Вадим Петрович не сразу понял, в чём дело, подумал, что это к нему явился проситель по депутатским делам – будет клянчить квартиру побольше, хотя забывает, что чином всего-навсего прапорщик, а не генерал, потребует работу для жены по какой-нибудь совершенно городской специальности, допустим, по части лечения домашних попугаев либо лаборантского баловства: брать пробы пыли, воздуха, воды, что в их селе совсем ни к чему, в их селе всё чисто, прапорщики испокон веков берут себе в жёны лаборанток, поморщился недовольно, не сразу уловил то, что мгновенно уловила жена, и охнул только, когда прапорщик проговорил медленно, почти механически, словно бы это ему приходилось делать каждый день, бесцветно, тщательно подгоняя друг к другу слова:
– Ваш сын, выполняя интернациональный долг, погиб в Афганистане.

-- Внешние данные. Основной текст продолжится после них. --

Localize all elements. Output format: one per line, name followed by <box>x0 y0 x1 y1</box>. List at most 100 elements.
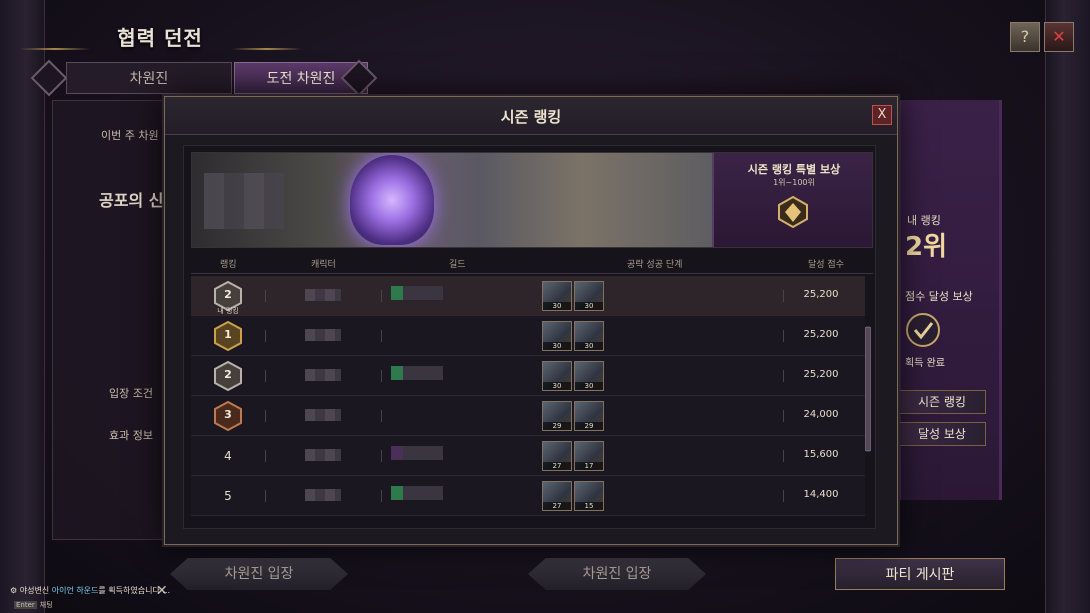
modal-title: 시즌 랭킹 <box>500 108 562 126</box>
guild-name-redacted <box>391 446 443 460</box>
achieved-score: 24,000 <box>803 409 839 420</box>
column-divider <box>783 490 784 502</box>
stage-level: 29 <box>575 422 603 430</box>
system-notification: ⚙ 야성변신 아이언 하운드를 획득하였습니다 ... <box>10 585 170 599</box>
guild-name-redacted <box>391 486 443 500</box>
chat-label: 채팅 <box>39 601 53 609</box>
window-title-plate: 협력 던전 <box>60 18 260 64</box>
column-divider <box>381 410 382 422</box>
col-character: 캐릭터 <box>311 260 336 270</box>
enter-dimension-button-1[interactable]: 차원진 입장 <box>170 558 348 590</box>
blurred-banner-text <box>204 173 284 229</box>
rank-number: 3 <box>224 408 232 421</box>
my-rank-value: 2위 <box>905 232 948 262</box>
my-ranking-tag: 내 랭킹 <box>217 307 239 315</box>
help-button[interactable]: ? <box>1010 22 1040 52</box>
boss-stage-icon[interactable]: 27 <box>542 441 572 471</box>
rank-number: 4 <box>224 449 232 463</box>
season-ranking-button[interactable]: 시즌 랭킹 <box>898 390 986 414</box>
notification-item-name: 아이언 하운드 <box>51 586 99 595</box>
boss-stage-icon[interactable]: 15 <box>574 481 604 511</box>
tab-dimension[interactable]: 차원진 <box>66 62 232 94</box>
rank-number: 1 <box>224 328 232 341</box>
tab-prev-arrow[interactable] <box>30 59 68 97</box>
boss-stage-icon[interactable]: 17 <box>574 441 604 471</box>
achieved-score: 14,400 <box>803 489 839 500</box>
ranking-content: 시즌 랭킹 특별 보상 1위~100위 랭킹 캐릭터 길드 공략 성공 단계 달… <box>183 145 876 529</box>
stage-level: 30 <box>575 342 603 350</box>
guild-name-redacted <box>391 286 443 300</box>
character-name-redacted <box>305 289 341 301</box>
party-board-button[interactable]: 파티 게시판 <box>835 558 1005 590</box>
modal-header: 시즌 랭킹 X <box>165 97 897 135</box>
window-close-button[interactable]: ✕ <box>1044 22 1074 52</box>
ranking-row[interactable]: 3 29 29 24,000 <box>191 396 865 436</box>
character-name-redacted <box>305 449 341 461</box>
stage-level: 30 <box>543 382 571 390</box>
gear-icon: ⚙ <box>10 586 18 595</box>
ranking-row[interactable]: 2 30 30 25,200 <box>191 356 865 396</box>
ranking-row[interactable]: 1 30 30 25,200 <box>191 316 865 356</box>
enter-dimension-button-2[interactable]: 차원진 입장 <box>528 558 706 590</box>
guild-name-redacted <box>391 406 443 420</box>
column-divider <box>265 450 266 462</box>
achieved-score: 25,200 <box>803 289 839 300</box>
boss-stage-icon[interactable]: 30 <box>542 321 572 351</box>
column-divider <box>265 330 266 342</box>
reward-claimed-check-icon <box>906 313 940 347</box>
col-rank: 랭킹 <box>220 260 237 270</box>
right-pillar-decoration <box>1045 0 1090 613</box>
column-divider <box>265 410 266 422</box>
stage-level: 30 <box>543 302 571 310</box>
reward-emblem-icon[interactable] <box>776 195 810 229</box>
question-book-icon: ? <box>1020 27 1030 46</box>
column-divider <box>783 330 784 342</box>
boss-stage-icon[interactable]: 30 <box>574 281 604 311</box>
column-divider <box>381 290 382 302</box>
col-score: 달성 점수 <box>808 260 844 270</box>
rank-number: 2 <box>224 288 232 301</box>
score-reward-label: 점수 달성 보상 <box>905 290 973 303</box>
column-divider <box>783 450 784 462</box>
achieved-score: 25,200 <box>803 329 839 340</box>
boss-stage-icon[interactable]: 30 <box>542 361 572 391</box>
column-divider <box>265 290 266 302</box>
achievement-reward-button[interactable]: 달성 보상 <box>898 422 986 446</box>
title-ornament-right <box>232 48 302 50</box>
stage-level: 27 <box>543 502 571 510</box>
window-title: 협력 던전 <box>117 26 203 50</box>
stage-level: 27 <box>543 462 571 470</box>
stage-level: 17 <box>575 462 603 470</box>
column-divider <box>783 370 784 382</box>
modal-close-button[interactable]: X <box>872 105 892 125</box>
tab-bar: 차원진 도전 차원진 <box>30 59 378 97</box>
dungeon-info-panel: 이번 주 차원 공포의 신 입장 조건 효과 정보 <box>52 100 167 540</box>
column-divider <box>381 450 382 462</box>
reward-range: 1위~100위 <box>773 178 815 187</box>
col-stage: 공략 성공 단계 <box>627 260 683 270</box>
stage-level: 30 <box>575 382 603 390</box>
guild-name-redacted <box>391 326 443 340</box>
boss-stage-icon[interactable]: 30 <box>574 361 604 391</box>
season-ranking-modal: 시즌 랭킹 X 시즌 랭킹 특별 보상 1위~100위 랭킹 캐릭터 길드 공략… <box>164 96 898 545</box>
character-name-redacted <box>305 369 341 381</box>
boss-stage-icon[interactable]: 29 <box>574 401 604 431</box>
my-ranking-row[interactable]: 2 내 랭킹 30 30 25,200 <box>191 276 865 316</box>
portal-image <box>350 155 434 245</box>
notification-close-icon[interactable]: ✕ <box>156 583 168 599</box>
close-icon: ✕ <box>1052 27 1066 46</box>
boss-stage-icon[interactable]: 30 <box>542 281 572 311</box>
boss-stage-icon[interactable]: 29 <box>542 401 572 431</box>
chat-key-hint: Enter 채팅 <box>14 600 53 610</box>
col-guild: 길드 <box>449 260 466 270</box>
scrollbar-thumb[interactable] <box>865 327 871 451</box>
ranking-rows: 2 내 랭킹 30 30 25,200 1 30 30 25,200 2 30 30 25,200 3 29… <box>191 276 865 526</box>
ranking-row[interactable]: 4 27 17 15,600 <box>191 436 865 476</box>
entry-condition-label: 입장 조건 <box>109 387 153 400</box>
stage-level: 29 <box>543 422 571 430</box>
ranking-row[interactable]: 5 27 15 14,400 <box>191 476 865 516</box>
boss-stage-icon[interactable]: 27 <box>542 481 572 511</box>
boss-stage-icon[interactable]: 30 <box>574 321 604 351</box>
effect-info-label: 효과 정보 <box>109 429 153 442</box>
achieved-score: 15,600 <box>803 449 839 460</box>
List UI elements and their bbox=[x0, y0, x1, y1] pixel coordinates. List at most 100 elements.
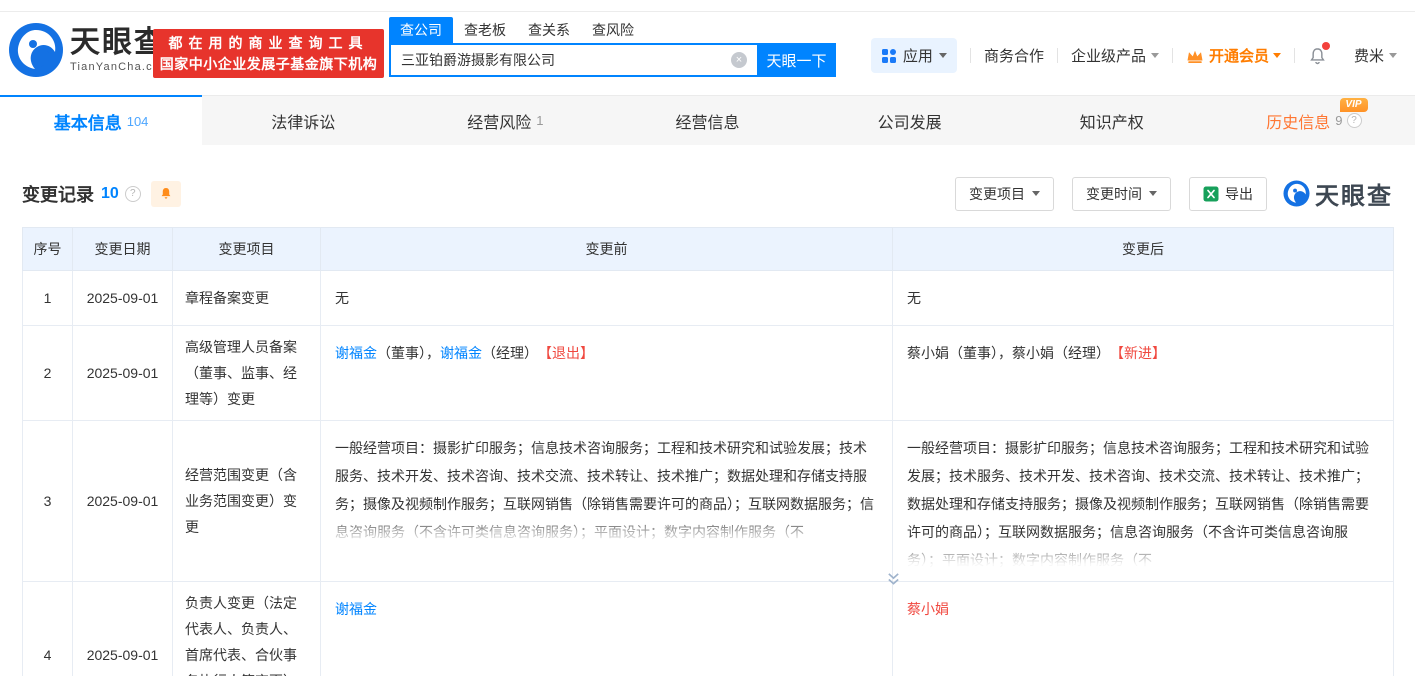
crown-icon bbox=[1186, 48, 1204, 64]
tianyancha-page: 天眼查 TianYanCha.com 都在用的商业查询工具 国家中小企业发展子基… bbox=[0, 0, 1415, 676]
tianyancha-watermark: 天眼查 bbox=[1283, 176, 1393, 211]
filter-change-project-dropdown[interactable]: 变更项目 bbox=[955, 177, 1054, 211]
red-tag-text: 【新进】 bbox=[1117, 345, 1166, 361]
watermark-text: 天眼查 bbox=[1315, 176, 1393, 211]
search-button[interactable]: 天眼一下 bbox=[757, 43, 836, 77]
nav-tab-count: 1 bbox=[536, 113, 543, 128]
header-menu: 应用 商务合作 企业级产品 开通会员 bbox=[871, 38, 1397, 73]
search-area: 查公司查老板查关系查风险 × 天眼一下 bbox=[389, 20, 836, 77]
filter-time-label: 变更时间 bbox=[1086, 184, 1142, 204]
red-tag-text: 蔡小娟 bbox=[907, 601, 949, 617]
column-header: 变更前 bbox=[321, 228, 893, 271]
tianyancha-logo[interactable]: 天眼查 TianYanCha.com bbox=[8, 22, 171, 78]
change-record-table: 序号变更日期变更项目变更前变更后 12025-09-01章程备案变更无无2202… bbox=[22, 227, 1394, 676]
nav-tab-label: 经营信息 bbox=[675, 109, 739, 133]
table-row: 12025-09-01章程备案变更无无 bbox=[23, 271, 1394, 326]
table-row: 42025-09-01负责人变更（法定代表人、负责人、首席代表、合伙事务执行人等… bbox=[23, 582, 1394, 676]
notification-red-dot bbox=[1322, 42, 1330, 50]
search-box: × 天眼一下 bbox=[389, 43, 836, 77]
help-icon[interactable]: ? bbox=[125, 186, 141, 202]
section-title: 变更记录 bbox=[22, 181, 94, 207]
nav-tab-1[interactable]: 法律诉讼 bbox=[202, 96, 404, 145]
column-header: 变更项目 bbox=[173, 228, 321, 271]
section-count: 10 bbox=[101, 185, 119, 203]
filter-change-time-dropdown[interactable]: 变更时间 bbox=[1072, 177, 1171, 211]
search-tab-3[interactable]: 查风险 bbox=[581, 17, 645, 43]
red-tag-text: 【退出】 bbox=[545, 345, 594, 361]
column-header: 变更日期 bbox=[73, 228, 173, 271]
slogan-line1: 都在用的商业查询工具 bbox=[153, 33, 384, 54]
menu-divider bbox=[1340, 48, 1341, 63]
nav-tab-label: 公司发展 bbox=[878, 109, 942, 133]
nav-tab-count: 104 bbox=[127, 114, 149, 129]
nav-tab-label: 经营风险 bbox=[467, 109, 531, 133]
row-number: 3 bbox=[23, 421, 73, 582]
row-number: 4 bbox=[23, 582, 73, 676]
menu-divider bbox=[970, 48, 971, 63]
change-item: 负责人变更（法定代表人、负责人、首席代表、合伙事务执行人等变更）变更 bbox=[173, 582, 321, 676]
chevron-down-icon bbox=[939, 53, 947, 58]
enterprise-product-menu[interactable]: 企业级产品 bbox=[1071, 45, 1159, 66]
nav-tab-0[interactable]: 基本信息104 bbox=[0, 95, 202, 145]
cell-text: 一般经营项目：摄影扩印服务；信息技术咨询服务；工程和技术研究和试验发展；技术服务… bbox=[335, 440, 874, 540]
subscribe-bell-button[interactable] bbox=[151, 181, 181, 207]
business-coop-link[interactable]: 商务合作 bbox=[984, 45, 1044, 66]
chevron-down-icon bbox=[1273, 53, 1281, 58]
search-tabs: 查公司查老板查关系查风险 bbox=[389, 20, 836, 43]
nav-tab-5[interactable]: 知识产权 bbox=[1011, 96, 1213, 145]
vip-badge: VIP bbox=[1340, 98, 1367, 112]
nav-tab-2[interactable]: 经营风险 1 bbox=[404, 96, 606, 145]
chevron-down-icon bbox=[1149, 191, 1157, 196]
help-icon[interactable]: ? bbox=[1347, 113, 1362, 128]
apps-menu-button[interactable]: 应用 bbox=[871, 38, 957, 73]
search-tab-1[interactable]: 查老板 bbox=[453, 17, 517, 43]
expand-row-icon[interactable] bbox=[886, 572, 901, 586]
chevron-down-icon bbox=[1151, 53, 1159, 58]
bell-icon bbox=[159, 186, 173, 201]
column-header: 序号 bbox=[23, 228, 73, 271]
export-button[interactable]: 导出 bbox=[1189, 177, 1267, 211]
nav-tab-6[interactable]: 历史信息9?VIP bbox=[1213, 96, 1415, 145]
section-actions: 变更项目 变更时间 导出 天 bbox=[955, 176, 1393, 211]
cell-text: 无 bbox=[907, 290, 921, 306]
clear-search-icon[interactable]: × bbox=[731, 52, 747, 68]
person-link[interactable]: 谢福金 bbox=[440, 345, 482, 361]
user-menu[interactable]: 费米 bbox=[1354, 45, 1397, 66]
change-record-section-bar: 变更记录 10 ? 变更项目 变更时间 导出 bbox=[22, 175, 1393, 212]
tianyancha-watermark-icon bbox=[1283, 180, 1310, 207]
person-link[interactable]: 谢福金 bbox=[335, 601, 377, 617]
change-date: 2025-09-01 bbox=[73, 326, 173, 421]
change-date: 2025-09-01 bbox=[73, 582, 173, 676]
excel-icon bbox=[1203, 186, 1219, 202]
open-vip-button[interactable]: 开通会员 bbox=[1186, 45, 1281, 66]
table-header-row: 序号变更日期变更项目变更前变更后 bbox=[23, 228, 1394, 271]
change-date: 2025-09-01 bbox=[73, 271, 173, 326]
row-number: 2 bbox=[23, 326, 73, 421]
nav-tab-3[interactable]: 经营信息 bbox=[606, 96, 808, 145]
site-header: 天眼查 TianYanCha.com 都在用的商业查询工具 国家中小企业发展子基… bbox=[0, 12, 1415, 95]
change-item: 章程备案变更 bbox=[173, 271, 321, 326]
search-tab-0[interactable]: 查公司 bbox=[389, 17, 453, 43]
change-item: 经营范围变更（含业务范围变更）变更 bbox=[173, 421, 321, 582]
person-link[interactable]: 谢福金 bbox=[335, 345, 377, 361]
tianyancha-logo-icon bbox=[8, 22, 64, 78]
change-after-cell: 蔡小娟（董事），蔡小娟（经理） 【新进】 bbox=[893, 326, 1394, 421]
change-before-cell: 一般经营项目：摄影扩印服务；信息技术咨询服务；工程和技术研究和试验发展；技术服务… bbox=[321, 421, 893, 582]
change-item: 高级管理人员备案（董事、监事、经理等）变更 bbox=[173, 326, 321, 421]
notifications-bell-button[interactable] bbox=[1308, 46, 1327, 66]
row-number: 1 bbox=[23, 271, 73, 326]
nav-tab-4[interactable]: 公司发展 bbox=[809, 96, 1011, 145]
slogan-line2: 国家中小企业发展子基金旗下机构 bbox=[153, 54, 384, 74]
change-after-cell: 蔡小娟 bbox=[893, 582, 1394, 676]
export-label: 导出 bbox=[1225, 184, 1253, 204]
search-input[interactable] bbox=[389, 43, 757, 77]
nav-tab-label: 法律诉讼 bbox=[271, 109, 335, 133]
cell-text: 无 bbox=[335, 290, 349, 306]
table-row: 32025-09-01经营范围变更（含业务范围变更）变更一般经营项目：摄影扩印服… bbox=[23, 421, 1394, 582]
apps-label: 应用 bbox=[903, 45, 933, 66]
nav-tab-count: 9 bbox=[1335, 113, 1342, 128]
menu-divider bbox=[1172, 48, 1173, 63]
change-after-cell: 无 bbox=[893, 271, 1394, 326]
menu-divider bbox=[1057, 48, 1058, 63]
search-tab-2[interactable]: 查关系 bbox=[517, 17, 581, 43]
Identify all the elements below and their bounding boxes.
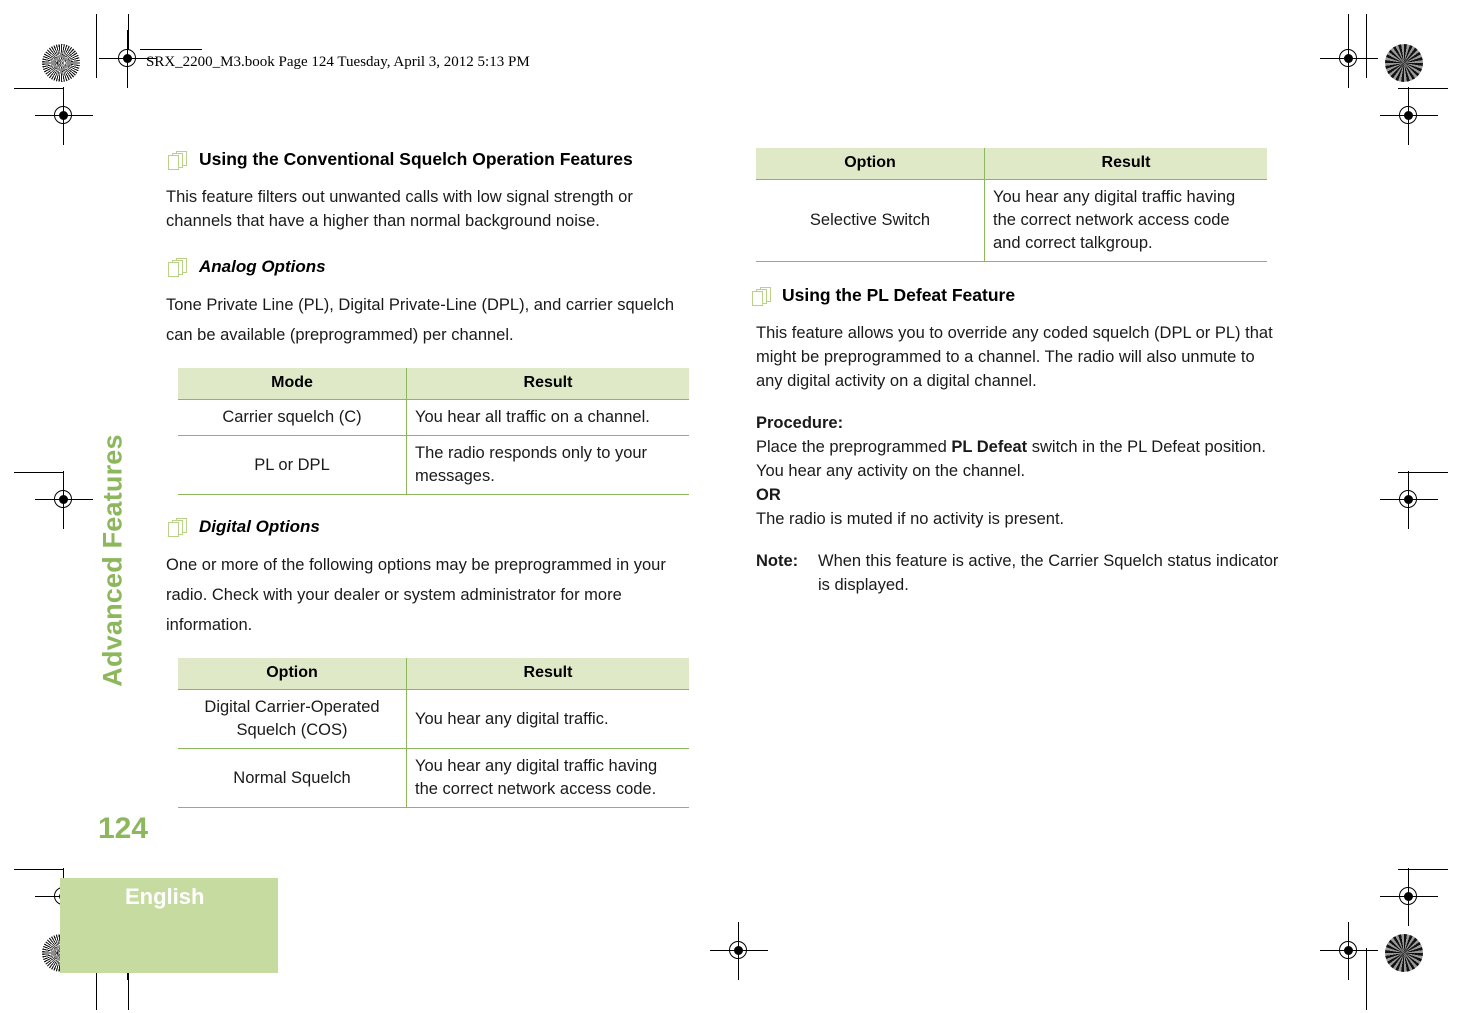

Супруга Вадима Петровича убито молчала. Сменяя её, часто и горько задышал сам Вадим Петрович.
– Что, что, что?
– Я привёз тело вашего сына, – сказал прапорщик.
Простые слова, но какой страшной они делают минуту, в которой звучат, – такие слова слышит не всякий отец. Вадим Петрович неверяще помотал головой, крепко сжал сухие глаза.
– Ваш сын пал смертью храбрых, – сказал прапорщик. Он словно бы выполнял некий, уже знакомый ритуал, идя по его засечкам, словно бы по неким школьным ступеням, где ставят отметки, – по тому, как он будет произносить эти горькие фразы, ему будут выдавать жалованье, худое лицо прапорщика с тусклыми глазами и тёмными взлохмаченными бровками было бесстрастно.
– Как это произошло? – спросил Вадим Петрович.
– При сопровождении колонны, – ответил прапорщик прежним механическим голосом, и Вадим Петрович, несмотря на свою внезапную глухоту, на боль и тошноту, понял, что прапорщик чего-то недоговаривает, темнит, горько покачал головой.
– При сопровождении, говорите?
– У нас многие гибнут при сопровождении колонн. Из Союза ведь везём всё, до мелочи, от бензина до селёдки, идём сквозь контролируемую душманами территорию, а душки, отец, не спят… – Прапорщик, отклоняясь от разработанного сценария, вздохнул.
Лучше бы не было этого прапорщика! Не услышал бедный воин тех слов, что возникли в Вадиме Петровиче, – Вадим Петрович, вяло шевеля одеревеневшими губами, проклял его, слова проклятия были простыми, как вода, как воздух и хлеб, они родились в мозгу Вадима Петровича, прожили короткую жизнь и угасли.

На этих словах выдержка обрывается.